The micro-turbines use nickel alloys N06002, N07713, N07718, S30100 and S34700 in components such as the combustion chamber, spinning turbine, main rotor shaft, and recuperator housing, all of which run continuously with minimal maintenance.

So well are the nickel alloys performing that the company is considering extending, by thousands of hours, the replacement schedule for the combustor and turbine head. Such an extension is desirable in field conditions where long, trouble-free operation of equipment is required. “Clients tell us that they are operating well past the original replacement deadlines,” says Hynes.

Austenitic stainless steels are the most cost-effective material for the systems that clean and compress the corrosive biogas prior to combustion in micro-turbines.

Biogas is mostly methane and carbon dioxide, with hydrogen sulphide present as a contaminant. When hydrogen sulphide is mixed with water (with which biogas is always 100% saturated), it becomes a weak acid (hydrosulphuric acid). Carbon dioxide forms a mild carbonic acid in the presence of water.

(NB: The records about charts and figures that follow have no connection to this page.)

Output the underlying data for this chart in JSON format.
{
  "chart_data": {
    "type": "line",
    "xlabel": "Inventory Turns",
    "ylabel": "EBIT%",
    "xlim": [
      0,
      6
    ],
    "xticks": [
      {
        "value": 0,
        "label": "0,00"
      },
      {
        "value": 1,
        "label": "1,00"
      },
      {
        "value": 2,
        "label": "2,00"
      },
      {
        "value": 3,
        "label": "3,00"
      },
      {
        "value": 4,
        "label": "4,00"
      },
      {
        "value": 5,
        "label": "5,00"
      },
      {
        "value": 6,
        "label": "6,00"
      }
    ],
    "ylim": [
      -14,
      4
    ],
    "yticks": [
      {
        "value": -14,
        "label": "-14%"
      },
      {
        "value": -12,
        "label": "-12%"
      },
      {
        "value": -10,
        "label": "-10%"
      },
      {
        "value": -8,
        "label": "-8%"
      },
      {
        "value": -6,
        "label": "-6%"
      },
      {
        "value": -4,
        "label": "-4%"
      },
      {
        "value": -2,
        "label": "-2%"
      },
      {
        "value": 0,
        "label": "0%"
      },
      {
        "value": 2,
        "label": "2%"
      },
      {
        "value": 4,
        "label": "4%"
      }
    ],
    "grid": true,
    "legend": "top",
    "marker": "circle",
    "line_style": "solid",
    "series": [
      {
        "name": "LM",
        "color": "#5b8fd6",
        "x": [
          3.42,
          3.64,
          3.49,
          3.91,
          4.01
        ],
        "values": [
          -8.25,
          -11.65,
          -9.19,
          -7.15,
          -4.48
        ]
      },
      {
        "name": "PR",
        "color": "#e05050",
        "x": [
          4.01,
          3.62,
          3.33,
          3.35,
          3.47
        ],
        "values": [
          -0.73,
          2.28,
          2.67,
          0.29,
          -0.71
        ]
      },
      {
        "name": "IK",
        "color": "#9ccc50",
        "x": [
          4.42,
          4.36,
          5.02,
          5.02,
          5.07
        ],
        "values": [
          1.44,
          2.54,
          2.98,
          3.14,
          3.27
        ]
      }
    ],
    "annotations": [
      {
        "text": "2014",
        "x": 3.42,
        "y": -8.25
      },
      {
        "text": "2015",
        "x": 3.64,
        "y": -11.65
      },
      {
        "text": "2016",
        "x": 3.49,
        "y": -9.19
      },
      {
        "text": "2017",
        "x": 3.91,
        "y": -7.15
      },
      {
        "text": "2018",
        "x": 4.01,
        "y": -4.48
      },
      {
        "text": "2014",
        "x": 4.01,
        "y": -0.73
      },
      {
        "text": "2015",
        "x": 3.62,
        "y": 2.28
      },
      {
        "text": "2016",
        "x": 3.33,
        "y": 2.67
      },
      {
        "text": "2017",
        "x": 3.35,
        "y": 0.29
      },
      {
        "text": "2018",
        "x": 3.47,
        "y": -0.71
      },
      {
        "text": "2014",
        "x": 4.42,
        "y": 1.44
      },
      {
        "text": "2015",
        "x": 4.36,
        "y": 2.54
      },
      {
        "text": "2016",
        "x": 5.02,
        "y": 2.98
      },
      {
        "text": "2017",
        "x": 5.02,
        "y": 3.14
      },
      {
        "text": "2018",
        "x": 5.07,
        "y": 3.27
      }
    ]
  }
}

“Biogas is very corrosive, which is why we use a lot of stainless steel,” explains Adam Brotherton, manager of engineering for Unison Solutions Inc., a company based in Dubuque, Iowa, U.S.A., that specializes in biogas conditioning and distributed generation. “It has good corrosion resistance to those acids. Predominantly we use S30400 and S30403, though sometimes customers request S31600 and S31603, as these are more resistant to corrosion. The S30403 might last 40-50 years whereas the S31603 can last 100 years.”

A typical compression and cleaning system takes the gas drawn off the top of the sludge in a digester, where manure has decayed for 20-30 days, and compresses and cleans it before it is burned.

In a simplified description of this process, the gas first passes through filters that remove the hydrogen sulphide. These tanks will typically be constructed of stainless steel plate 4.8 or 6.4 millimetres thick and are made to withstand negative pressure.

The gas then passes through a compression system, where it is raised to pressures as high as 8.4 kilograms per square centimetre (kg/cm2). The piping used in this process is typically stainless steel. Next it passes through heat exchangers to reduce the temperature to about 4°C, forcing more water out of the gas. The gas is then re-heated to 27°C, reducing the relative humidity to 25%.

Subsequently, the gas passes into stainless steel vessels where siloxane, a chemical used in lubricants and personal care products, is filtered out. Since siloxane turns into a glass-like substance at high temperatures it must be removed before the gas is burned. After this step, the biogas is delivered to an end-use device, such as a turbine, internal combustion engine, or fuel cell.

Carroll McCormick is a Montreal-based freelance writer.